Disons-le en toute franchise : ces derniers jours au Brésil n’ont pas été incroyablement folichons… Entre une météo un peu moisie, des galères diverses de transport, une horrible migraine persistante, des nuits beaucoup trop courtes dans des établissements sans âme, des journées d’un intérêt somme toute limité, et même un déo acheté récemment qui laisse des traces blanches sur mes vêtements (scandale !), j’avais hâte de sortir de ce cycle « bof ».

Il suffit parfois d’une journée exceptionnelle, comme ce 1er janvier 2025.

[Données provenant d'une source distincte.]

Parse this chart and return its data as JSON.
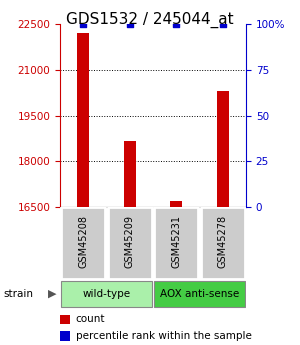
{
  "title": "GDS1532 / 245044_at",
  "samples": [
    "GSM45208",
    "GSM45209",
    "GSM45231",
    "GSM45278"
  ],
  "counts": [
    22200,
    18650,
    16700,
    20300
  ],
  "percentiles": [
    100,
    100,
    100,
    100
  ],
  "groups": [
    {
      "label": "wild-type",
      "samples": [
        0,
        1
      ],
      "color": "#aaf0aa"
    },
    {
      "label": "AOX anti-sense",
      "samples": [
        2,
        3
      ],
      "color": "#44cc44"
    }
  ],
  "group_label": "strain",
  "ylim_left": [
    16500,
    22500
  ],
  "ylim_right": [
    0,
    100
  ],
  "yticks_left": [
    16500,
    18000,
    19500,
    21000,
    22500
  ],
  "yticks_right": [
    0,
    25,
    50,
    75,
    100
  ],
  "ytick_right_labels": [
    "0",
    "25",
    "50",
    "75",
    "100%"
  ],
  "bar_color": "#cc0000",
  "dot_color": "#0000cc",
  "bar_width": 0.25,
  "title_fontsize": 11,
  "tick_fontsize": 7.5,
  "label_fontsize": 7.5,
  "sample_box_color": "#cccccc",
  "sample_fontsize": 7,
  "legend_fontsize": 7.5
}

D’ailleurs en temps normal, un 1er janvier sert principalement à cuver et à digérer. Mais lorsqu’on se réveille frais et dispo à Foz, le mieux est de sauter dans un bus local pour rejoindre en une grosse demi-heure l’une des merveilles naturelles de ce monde : les chutes d’Iguaçu. Les superlatifs manquent pour décrire cet incroyable spectacle. Quelques chiffres surréalistes tout de même : 275 sauts répartis sur près de 3 kilomètres, 82 m pour le plus grand. Un débit total de 6 000 m3/s en moyenne, quatre fois celui du Rhône. Un bon gros « effet waouh »… En bonus, on est en pleine jungle, donc vous pouvez rajouter au spectacle des singes, des varans, des papillons multicolores, et surtout d’adorables coatis chapardeurs absolument pas farouches (qu’on se contente néanmoins de regarder, on ne touche pas et surtout on ne nourrit pas ! – un petit rappel ne fait jamais de mal). Le revers de la médaille, c’est que bien sûr vous n’êtes pas le seul à vouloir voir tout ça. Mais bon, un matin de 1er janvier, il n’y a pas non plus foule (tout est relatif), youhou !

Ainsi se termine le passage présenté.